Magazine

Censored family life

The Humboldt Laboratory is showing a children’s Bible with passages from Colonia Dignidad pasted over / It is one of 38 special individual objects hanging from the ceiling.

Surrounded by animals, Adam and Eve stand under trees. Eve is feeding a deer while Adam strokes the mane of a lion. This seemingly harmless depiction of paradisiacal life is one of the passages in the children’s Bible ‘Shield of Faith’ that the sect leader Paul Schäfer had censored. Everything to do with love and family was banned from everyday life in Colonia Dignidad in Chile, which was founded in the early 1960s and was based on psychological terror, torture and abuse.

The Humboldt Laboratory in the Humboldt Forum is displaying one such censored Bible, which belonged to a former cult member who was himself a victim of physical and psychological abuse. ‘The children’s Bible is a testimony to a system of extraordinary brutality and lawlessness,’ emphasises Dr Gorch Pieken, curator of the exhibition. The inconspicuous book has it all: it opens up a view of the harrowing history of Colonia Dignidad, but also of the threats to democratic order.

A system of brutality and lawlessness

During the military dictatorship under Pinochet, the colony served as an operational base and torture centre for the Chilean secret service, among other things. The Federal Republic of Germany also played its part in allowing a system in which sect members were suppressed and children raped to exist for decades. Paul Schäfer used his contacts in his home country to supply weapons to the military dictatorship, among other things. ‘The embassy of the Federal Republic of Germany in Santiago de Chile handed over fugitive sect members to Schäfer again. Why did the German ambassador break the law in favour of the cult leader?’ asks Gorch Pieken.

Colonia Dignidad: evidence of the internal contradictions of liberal democracies

The Chilean military coup in 1973 against the elected president Salvador Allende was also supported by a democratic system: the USA. ‘The protecting power of modern democracy betrayed its own values in return,’ emphasises Gorch Pieken. The Children’s Bible thus also relates to current scientific research. The Berlin Cluster of Excellence ‘CONTESTATIONS OF THE LIBERAL SCRIPT (SCRIPTS)’, whose research projects the Humboldt Lab provides insights into, is focussing on such internal contradictions of liberal democracies.
To illustrate the political contexts, a kind of organisation chart will be shown alongside the children’s Bible, providing an insight into the network of dependencies and relationships at Colonia Dignidad.

The children’s Bible was loaned to the HU by former sect member Robert Matthusen. As a child and teenager, he did not have his own copy because the books were kept under lock and key. In the evenings, the person who was responsible for the children would read from the children’s Bible, Matthusen recalls in an interview with the Leipzig production company LOOKSfilm, which is working on a documentary series about Colonia Dignidad.

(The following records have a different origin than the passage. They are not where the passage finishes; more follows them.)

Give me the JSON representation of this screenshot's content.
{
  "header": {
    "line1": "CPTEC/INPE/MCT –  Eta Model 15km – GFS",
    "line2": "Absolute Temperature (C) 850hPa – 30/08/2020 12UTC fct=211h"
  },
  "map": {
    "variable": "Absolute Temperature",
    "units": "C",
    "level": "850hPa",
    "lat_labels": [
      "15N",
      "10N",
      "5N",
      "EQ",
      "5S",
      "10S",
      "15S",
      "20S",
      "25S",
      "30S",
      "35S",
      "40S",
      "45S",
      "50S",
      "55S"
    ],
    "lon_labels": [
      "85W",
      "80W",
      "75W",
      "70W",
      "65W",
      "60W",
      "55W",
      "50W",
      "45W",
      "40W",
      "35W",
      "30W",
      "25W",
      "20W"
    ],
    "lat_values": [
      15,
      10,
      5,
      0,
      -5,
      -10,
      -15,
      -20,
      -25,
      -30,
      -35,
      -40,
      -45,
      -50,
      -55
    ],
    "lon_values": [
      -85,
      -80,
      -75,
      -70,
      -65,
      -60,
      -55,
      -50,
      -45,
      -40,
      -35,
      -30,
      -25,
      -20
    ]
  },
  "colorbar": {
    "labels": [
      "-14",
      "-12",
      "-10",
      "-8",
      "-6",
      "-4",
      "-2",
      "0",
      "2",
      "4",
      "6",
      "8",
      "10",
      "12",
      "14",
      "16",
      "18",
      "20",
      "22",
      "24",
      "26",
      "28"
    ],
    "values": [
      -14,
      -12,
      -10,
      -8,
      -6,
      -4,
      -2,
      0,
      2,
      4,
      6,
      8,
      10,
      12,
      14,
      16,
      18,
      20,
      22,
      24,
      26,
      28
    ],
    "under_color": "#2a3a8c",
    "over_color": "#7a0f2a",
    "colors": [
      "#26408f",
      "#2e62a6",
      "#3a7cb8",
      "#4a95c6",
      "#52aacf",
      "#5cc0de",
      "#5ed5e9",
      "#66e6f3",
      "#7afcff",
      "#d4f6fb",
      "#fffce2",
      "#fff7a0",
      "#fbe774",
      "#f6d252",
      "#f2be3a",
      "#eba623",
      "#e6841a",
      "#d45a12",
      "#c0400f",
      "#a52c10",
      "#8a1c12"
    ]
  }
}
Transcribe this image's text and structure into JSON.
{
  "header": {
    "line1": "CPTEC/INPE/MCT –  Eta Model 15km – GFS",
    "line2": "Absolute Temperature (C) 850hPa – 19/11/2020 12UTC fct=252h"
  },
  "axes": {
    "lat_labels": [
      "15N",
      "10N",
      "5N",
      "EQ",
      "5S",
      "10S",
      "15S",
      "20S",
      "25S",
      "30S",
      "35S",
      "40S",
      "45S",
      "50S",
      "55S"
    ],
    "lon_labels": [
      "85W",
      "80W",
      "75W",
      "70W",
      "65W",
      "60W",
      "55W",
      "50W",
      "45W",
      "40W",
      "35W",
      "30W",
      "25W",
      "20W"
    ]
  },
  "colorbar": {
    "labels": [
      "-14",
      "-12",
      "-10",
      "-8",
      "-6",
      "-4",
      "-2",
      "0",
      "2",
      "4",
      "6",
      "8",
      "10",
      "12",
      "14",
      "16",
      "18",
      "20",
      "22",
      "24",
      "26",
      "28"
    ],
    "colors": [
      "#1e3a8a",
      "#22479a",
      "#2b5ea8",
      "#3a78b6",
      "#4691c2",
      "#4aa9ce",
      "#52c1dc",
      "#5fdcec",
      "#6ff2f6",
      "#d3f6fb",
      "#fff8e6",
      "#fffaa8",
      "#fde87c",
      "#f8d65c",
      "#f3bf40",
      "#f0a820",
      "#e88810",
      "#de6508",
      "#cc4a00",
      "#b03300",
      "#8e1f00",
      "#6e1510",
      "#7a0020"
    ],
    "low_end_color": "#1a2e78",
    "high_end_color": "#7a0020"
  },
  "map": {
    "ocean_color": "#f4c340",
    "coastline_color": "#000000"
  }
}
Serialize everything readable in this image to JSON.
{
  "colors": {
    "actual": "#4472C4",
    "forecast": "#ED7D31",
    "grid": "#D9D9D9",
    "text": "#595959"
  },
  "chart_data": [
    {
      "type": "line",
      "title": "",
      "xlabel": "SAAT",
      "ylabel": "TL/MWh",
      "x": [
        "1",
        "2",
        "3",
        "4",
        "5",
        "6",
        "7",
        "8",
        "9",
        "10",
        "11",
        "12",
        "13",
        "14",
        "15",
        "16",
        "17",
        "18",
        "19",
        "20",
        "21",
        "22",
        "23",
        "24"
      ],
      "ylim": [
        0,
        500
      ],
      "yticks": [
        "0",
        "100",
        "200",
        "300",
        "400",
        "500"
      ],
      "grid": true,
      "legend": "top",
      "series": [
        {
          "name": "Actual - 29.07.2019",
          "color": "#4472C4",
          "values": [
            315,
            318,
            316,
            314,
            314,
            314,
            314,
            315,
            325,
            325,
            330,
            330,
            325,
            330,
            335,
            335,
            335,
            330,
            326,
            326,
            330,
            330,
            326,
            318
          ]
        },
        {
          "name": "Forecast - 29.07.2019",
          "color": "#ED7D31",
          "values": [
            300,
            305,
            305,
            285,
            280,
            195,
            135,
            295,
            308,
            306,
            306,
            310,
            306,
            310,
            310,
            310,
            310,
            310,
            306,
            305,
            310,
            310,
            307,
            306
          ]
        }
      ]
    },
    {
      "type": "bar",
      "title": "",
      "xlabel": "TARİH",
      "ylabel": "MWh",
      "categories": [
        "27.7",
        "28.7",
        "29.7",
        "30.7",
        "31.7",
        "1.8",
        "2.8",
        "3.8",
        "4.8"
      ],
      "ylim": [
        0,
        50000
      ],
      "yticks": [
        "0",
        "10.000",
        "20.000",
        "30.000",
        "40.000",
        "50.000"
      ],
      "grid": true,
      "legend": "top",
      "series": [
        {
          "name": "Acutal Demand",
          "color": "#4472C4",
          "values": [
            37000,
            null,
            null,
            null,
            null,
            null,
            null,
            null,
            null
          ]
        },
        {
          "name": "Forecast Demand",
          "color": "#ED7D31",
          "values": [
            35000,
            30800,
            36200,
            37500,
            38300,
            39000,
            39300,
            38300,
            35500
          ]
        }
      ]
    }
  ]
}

He particularly liked the stories of Noah and Moses. He later read ‘The Shield of Faith’ to his own children.

In Schäfer’s day, no one talked about the fact that some of the pictures and text passages had been pasted over. It was only when Matthusen later got his hands on an uncensored Bible that he understood what was going on. Everything to do with family or sexuality had been censored – passages such as: ‘And God said to Eve: I will give you pain and sorrow when you become a mother.’

Paul Schäfer claimed that children came directly from the arms of God, Matthusen reports. Men and women had to live separately, love relationships and family life were not allowed. If a woman in the colony was pregnant, she had to hide. ‘That’s why none of us had any idea how a child would be born.’ Schäfer used his version of Christianity to make people compliant. He misused the Bible to ‘bind the conscience’, says Matthusen. He censored the Holy Scriptures that the sect leader referred to himself. ‘Anything that ran counter to his own interests was simply pasted over and crossed out,’ says Birgit Rasch from LOOKSfilm.

The entire history of the colony is highlighted in the multi-part documentary series by LOOKSfilm, which was broadcast on 10 March on ARTE and on 16 and 23 March 2020 on Ersten. The film team draws on historical film footage from Colonia Dignidad, current footage and more than 40 interviews with people who were involved with the colony. ‘We tell the story of Colonia Dignidad from the inside out,’ emphasises Birgit Rasch. Like the children’s Bible, the documentary also refers to the many unresolved questions associated with the colony’s reign of terror.